Certamente “questa soluzione rende più scomodo l’utilizzo del dispositivo”, avverte Dal Checco, “impedendo buona parte delle attività che quotidianamente svolgiamo, motivo per il quale è riservata a chi è altamente a rischio, come soggetti politicamente esposti”.
Tuttavia “è davvero importante seguire il consiglio riportato nel report, ossia di aggiornare quanto prima il device Apple”, evidenzia Giuseppe Dongu, “e, se si ritiene di appartenere ad una categoria di persone che possa essere fatta oggetto di questo attacco, attivare la modalità Lockdown. Non si può non sottolineare, infine, l’importanza del lavoro di organizzazioni quali Citizen Lab, per contribuire alla cybersecurity e alla protezione delle comunicazioni di chi si occupa di diritti umani”.
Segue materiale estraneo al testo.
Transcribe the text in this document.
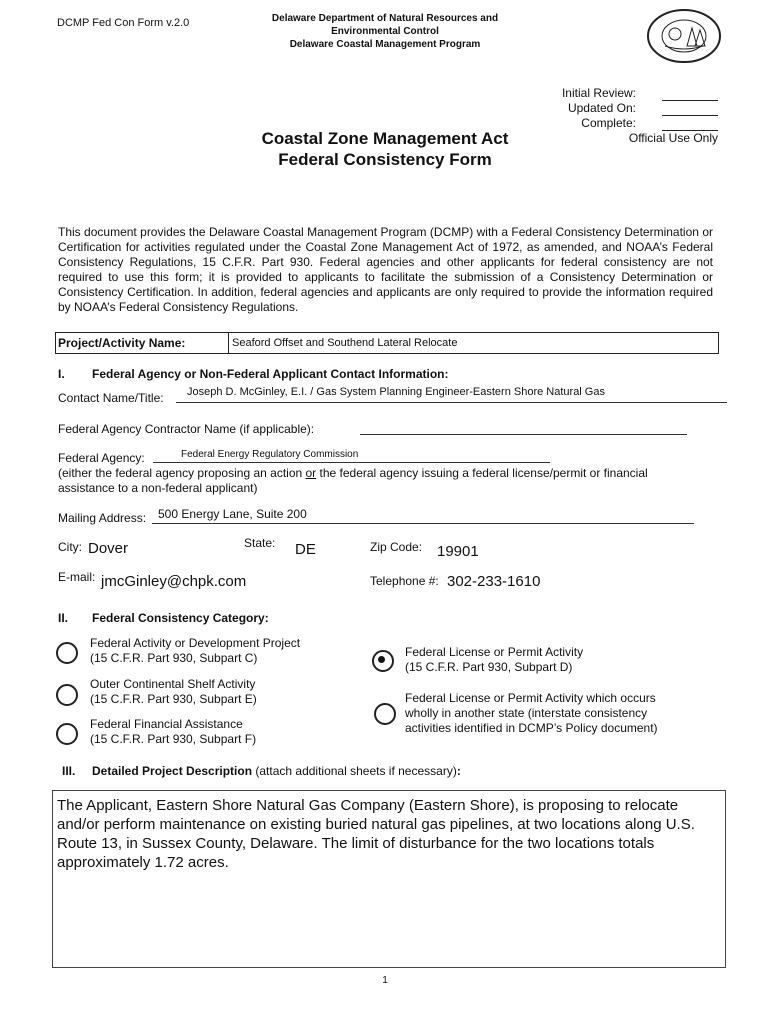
DCMP Fed Con Form v.2.0	Delaware Department of Natural Resources and
Environmental Control
Delaware Coastal Management Program
Initial Review:
Updated On:
Complete:
Official Use Only
Coastal Zone Management Act
Federal Consistency Form
This document provides the Delaware Coastal Management Program (DCMP) with a Federal Consistency Determination or Certification for activities regulated under the Coastal Zone Management Act of 1972, as amended, and NOAA’s Federal Consistency Regulations, 15 C.F.R. Part 930. Federal agencies and other applicants for federal consistency are not required to use this form; it is provided to applicants to facilitate the submission of a Consistency Determination or Consistency Certification. In addition, federal agencies and applicants are only required to provide the information required by NOAA’s Federal Consistency Regulations.
Project/Activity Name:	Seaford Offset and Southend Lateral Relocate
I. Federal Agency or Non-Federal Applicant Contact Information:
Contact Name/Title: Joseph D. McGinley, E.I. / Gas System Planning Engineer-Eastern Shore Natural Gas
Federal Agency Contractor Name (if applicable):
Federal Agency:	Federal Energy Regulatory Commission
(either the federal agency proposing an action or the federal agency issuing a federal license/permit or financial
assistance to a non-federal applicant)
Mailing Address: 500 Energy Lane, Suite 200
City: Dover	State: DE	Zip Code: 19901
E-mail: jmcGinley@chpk.com	Telephone #: 302-233-1610
II. Federal Consistency Category:
Federal Activity or Development Project
(15 C.F.R. Part 930, Subpart C)
Outer Continental Shelf Activity
(15 C.F.R. Part 930, Subpart E)
Federal Financial Assistance
(15 C.F.R. Part 930, Subpart F)
Federal License or Permit Activity
(15 C.F.R. Part 930, Subpart D)
Federal License or Permit Activity which occurs
wholly in another state (interstate consistency
activities identified in DCMP’s Policy document)
III. Detailed Project Description (attach additional sheets if necessary):
The Applicant, Eastern Shore Natural Gas Company (Eastern Shore), is proposing to relocate and/or perform maintenance on existing buried natural gas pipelines, at two locations along U.S. Route 13, in Sussex County, Delaware. The limit of disturbance for the two locations totals approximately 1.72 acres.
1
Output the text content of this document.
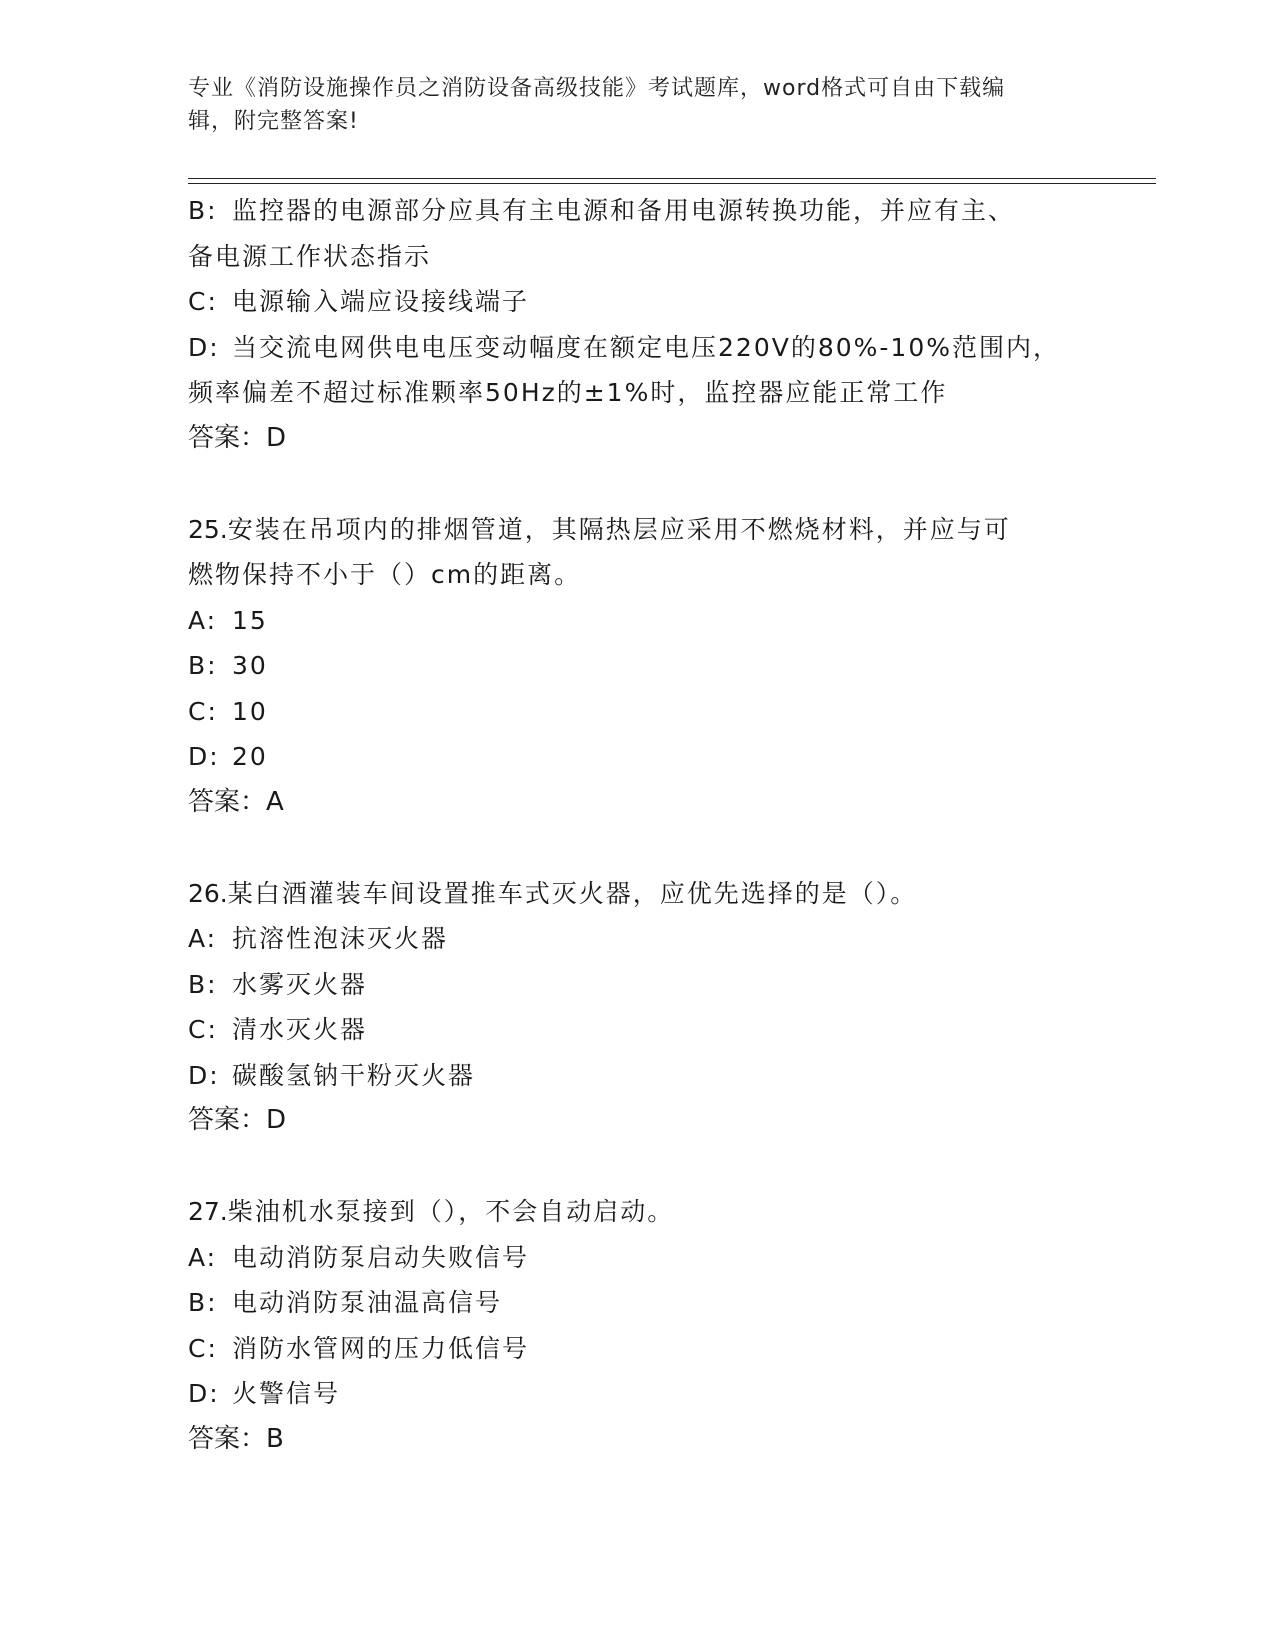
专业《消防设施操作员之消防设备高级技能》考试题库，word格式可自由下载编
辑，附完整答案!
B: 监控器的电源部分应具有主电源和备用电源转换功能，并应有主、
备电源工作状态指示
C: 电源输入端应设接线端子
D: 当交流电网供电电压变动幅度在额定电压220V的80%-10%范围内，
频率偏差不超过标准颗率50Hz的±1%时，监控器应能正常工作
答案：D
25.安装在吊项内的排烟管道，其隔热层应采用不燃烧材料，并应与可
燃物保持不小于（）cm的距离。
A: 15
B: 30
C: 10
D: 20
答案：A
26.某白酒灌装车间设置推车式灭火器，应优先选择的是（）。
A: 抗溶性泡沫灭火器
B: 水雾灭火器
C: 清水灭火器
D: 碳酸氢钠干粉灭火器
答案：D
27.柴油机水泵接到（），不会自动启动。
A: 电动消防泵启动失败信号
B: 电动消防泵油温高信号
C: 消防水管网的压力低信号
D: 火警信号
答案：B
Il caso zero-click iPhone dimostra che serve un cambio di paradigma
“Le organizzazioni si trovano ora a dover non solo proteggere le loro infrastrutture da una crescente varietà di minacce cibernetiche, ma anche a navigare in uno scenario globalizzato in cui spionaggio, crimine organizzato e guerra informatica si sovrappongono, creando un panorama di pericoli in costante evoluzione”, continua Iezzi.
In questo contesto, “diventa evidente la necessità di un cambio di paradigma nel mondo della sicurezza informatica. Questo nuovo paradigma richiede un approccio olistico che integri aspetti di previsione, prevenzione e proattività.“, conclude Iezzi: “È necessario creare un sistema resiliente e robusto in grado di adattarsi rapidamente ai cambiamenti nel panorama delle minacce cibernetiche.
In breve, l’era dell’Hyper War richiede un’innovazione radicale nell’approccio alla sicurezza informatica, in cui la reattività e la prevenzione tradizionali non sono più sufficienti“.
“Nell’attuale panorama di minacce in rapida evoluzione”, secondo Riccardo Paglia, “l’importanza di un’analisi dettagliata e di una condivisione delle informazioni sulle nuove vulnerabilità non può essere sottovalutata. La collaborazione tra Citizen Lab e Apple in questo caso è un esempio di come l’industria e la ricerca possano unire le forze per mitigare le minacce in maniera efficace”.